US20240394480
2024-11-28
Physics
G06F40/35
The patent application describes a system designed to predict and mitigate controversial language in digital communications. By analyzing language within a user's communication, the system identifies controversial traits using a graph neural network that leverages historical data. This process results in an impact risk score that reflects the potential controversy of the communication based on the language used and the user's network. If the score surpasses a certain threshold, the system suggests alternative phrasing to reduce potential controversy.
Digital communications, especially on social media platforms, have become prevalent for public discourse. However, the rapid spread of messages can lead to harmful or divisive language affecting real-world scenarios. To foster respectful online interactions, platform owners aim to moderate content proactively. This system addresses these concerns by providing tools to preemptively detect and adjust controversial language, ensuring a more inclusive digital environment.
The method involves detecting language within a candidate communication linked to a user and their network. It interprets this language to spot controversial traits and calculates an impact risk score using a graph neural network. This score considers historical data and network-specific factors like culture or environment.

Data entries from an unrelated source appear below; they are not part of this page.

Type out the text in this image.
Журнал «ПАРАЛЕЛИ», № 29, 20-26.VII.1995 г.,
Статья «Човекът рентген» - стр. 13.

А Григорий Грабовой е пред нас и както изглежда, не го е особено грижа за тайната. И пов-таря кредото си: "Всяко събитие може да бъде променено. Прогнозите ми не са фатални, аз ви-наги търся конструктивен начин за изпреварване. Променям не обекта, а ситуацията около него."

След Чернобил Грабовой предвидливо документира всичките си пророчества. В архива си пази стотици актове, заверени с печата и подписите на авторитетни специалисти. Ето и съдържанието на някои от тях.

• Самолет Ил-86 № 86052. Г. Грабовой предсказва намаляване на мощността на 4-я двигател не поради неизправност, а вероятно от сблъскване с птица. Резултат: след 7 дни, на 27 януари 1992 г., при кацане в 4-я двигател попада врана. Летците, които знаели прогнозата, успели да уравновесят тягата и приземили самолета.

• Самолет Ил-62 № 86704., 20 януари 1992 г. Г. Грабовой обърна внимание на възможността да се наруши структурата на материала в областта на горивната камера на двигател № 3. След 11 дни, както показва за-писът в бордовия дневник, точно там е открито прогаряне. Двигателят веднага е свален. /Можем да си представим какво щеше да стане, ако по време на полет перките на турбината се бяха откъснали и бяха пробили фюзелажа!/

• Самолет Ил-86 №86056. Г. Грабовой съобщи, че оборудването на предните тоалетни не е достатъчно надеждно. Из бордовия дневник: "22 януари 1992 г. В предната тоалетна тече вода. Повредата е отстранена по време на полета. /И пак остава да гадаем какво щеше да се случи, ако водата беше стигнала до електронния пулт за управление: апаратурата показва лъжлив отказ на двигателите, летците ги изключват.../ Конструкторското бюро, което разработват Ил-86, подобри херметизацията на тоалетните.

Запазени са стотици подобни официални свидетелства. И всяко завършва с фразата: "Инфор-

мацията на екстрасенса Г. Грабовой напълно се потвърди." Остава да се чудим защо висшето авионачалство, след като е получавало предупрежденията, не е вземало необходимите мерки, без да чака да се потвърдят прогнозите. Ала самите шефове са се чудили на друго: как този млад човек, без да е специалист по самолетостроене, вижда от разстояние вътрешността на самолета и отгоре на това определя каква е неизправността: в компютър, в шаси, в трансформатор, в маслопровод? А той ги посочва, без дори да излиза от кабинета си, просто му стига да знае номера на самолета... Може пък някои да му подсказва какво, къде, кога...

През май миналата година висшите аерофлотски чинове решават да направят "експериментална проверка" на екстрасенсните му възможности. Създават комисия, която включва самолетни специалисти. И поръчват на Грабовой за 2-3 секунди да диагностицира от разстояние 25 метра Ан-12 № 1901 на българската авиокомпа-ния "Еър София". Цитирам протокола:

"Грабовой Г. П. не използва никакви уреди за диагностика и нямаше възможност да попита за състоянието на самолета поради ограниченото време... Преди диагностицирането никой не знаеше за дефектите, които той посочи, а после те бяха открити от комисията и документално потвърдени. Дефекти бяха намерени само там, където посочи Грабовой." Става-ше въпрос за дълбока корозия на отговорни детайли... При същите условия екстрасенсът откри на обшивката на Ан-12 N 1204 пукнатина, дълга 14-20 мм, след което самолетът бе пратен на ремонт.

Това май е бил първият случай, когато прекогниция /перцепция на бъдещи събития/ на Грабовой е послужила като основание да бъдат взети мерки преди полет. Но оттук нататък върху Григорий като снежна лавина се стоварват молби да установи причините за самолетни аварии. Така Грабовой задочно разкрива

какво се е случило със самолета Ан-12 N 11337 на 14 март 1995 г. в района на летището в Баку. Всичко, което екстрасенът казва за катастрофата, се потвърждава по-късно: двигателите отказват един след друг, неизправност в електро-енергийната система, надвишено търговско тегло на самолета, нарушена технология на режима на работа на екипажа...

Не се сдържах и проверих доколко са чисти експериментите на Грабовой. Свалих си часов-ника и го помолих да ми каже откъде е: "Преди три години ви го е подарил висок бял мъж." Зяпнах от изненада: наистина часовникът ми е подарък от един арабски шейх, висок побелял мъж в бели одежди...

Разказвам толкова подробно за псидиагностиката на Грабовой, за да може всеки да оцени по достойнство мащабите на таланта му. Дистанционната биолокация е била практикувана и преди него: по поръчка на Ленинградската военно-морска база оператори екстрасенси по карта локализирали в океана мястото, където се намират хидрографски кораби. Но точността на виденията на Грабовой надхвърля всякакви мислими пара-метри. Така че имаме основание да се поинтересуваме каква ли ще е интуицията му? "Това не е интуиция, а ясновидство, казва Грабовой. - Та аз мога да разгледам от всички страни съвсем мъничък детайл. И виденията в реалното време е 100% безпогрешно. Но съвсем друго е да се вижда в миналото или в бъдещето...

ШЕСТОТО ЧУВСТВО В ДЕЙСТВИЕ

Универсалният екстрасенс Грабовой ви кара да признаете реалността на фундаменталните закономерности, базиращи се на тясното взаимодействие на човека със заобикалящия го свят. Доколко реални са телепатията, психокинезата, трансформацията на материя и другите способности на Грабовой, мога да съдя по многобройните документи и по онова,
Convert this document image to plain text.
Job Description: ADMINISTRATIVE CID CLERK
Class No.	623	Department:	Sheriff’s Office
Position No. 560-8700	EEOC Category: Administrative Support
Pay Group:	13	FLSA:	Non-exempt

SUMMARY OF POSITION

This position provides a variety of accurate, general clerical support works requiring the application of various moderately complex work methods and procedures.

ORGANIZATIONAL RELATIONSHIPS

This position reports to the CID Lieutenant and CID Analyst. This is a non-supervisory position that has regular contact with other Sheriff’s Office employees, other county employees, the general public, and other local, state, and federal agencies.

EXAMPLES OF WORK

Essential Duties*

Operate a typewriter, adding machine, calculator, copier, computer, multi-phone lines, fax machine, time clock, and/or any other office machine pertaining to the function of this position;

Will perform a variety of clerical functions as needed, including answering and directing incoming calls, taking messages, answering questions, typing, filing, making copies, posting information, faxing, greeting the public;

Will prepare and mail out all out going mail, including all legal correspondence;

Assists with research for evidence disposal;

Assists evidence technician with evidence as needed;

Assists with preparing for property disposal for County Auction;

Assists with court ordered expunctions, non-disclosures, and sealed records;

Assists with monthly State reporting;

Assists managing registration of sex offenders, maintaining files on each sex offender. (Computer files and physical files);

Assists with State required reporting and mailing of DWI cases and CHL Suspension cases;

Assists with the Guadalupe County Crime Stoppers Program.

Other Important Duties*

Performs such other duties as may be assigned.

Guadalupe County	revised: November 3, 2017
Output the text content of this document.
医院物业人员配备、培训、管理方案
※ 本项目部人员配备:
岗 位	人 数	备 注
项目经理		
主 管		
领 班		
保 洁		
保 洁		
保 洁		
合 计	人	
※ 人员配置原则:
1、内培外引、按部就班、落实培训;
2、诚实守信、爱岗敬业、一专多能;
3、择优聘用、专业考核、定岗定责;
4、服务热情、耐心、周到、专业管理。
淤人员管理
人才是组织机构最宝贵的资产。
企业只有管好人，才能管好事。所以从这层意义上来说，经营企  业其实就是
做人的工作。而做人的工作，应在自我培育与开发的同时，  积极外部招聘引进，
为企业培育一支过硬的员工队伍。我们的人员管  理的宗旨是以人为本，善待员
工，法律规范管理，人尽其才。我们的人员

When the score exceeds a threshold, the system identifies suitable replacement phrases and offers them as alternatives to the user.
The approach not only alerts users about potentially controversial content but also provides substitute communications that can be published instead. This feature helps maintain a positive user experience by offering clear explanations for flagged content, enhancing understanding of the network's cultural sensitivities. Additionally, feedback modules allow users to validate or challenge system suggestions, refining future predictions.
The invention can be implemented as a system, method, or computer program product, incorporating various technical levels of integration. It involves computer-readable instructions on storage media that guide processors to execute the described functionalities. This integration facilitates improved prediction and mitigation of controversial language through advanced AI and machine learning techniques.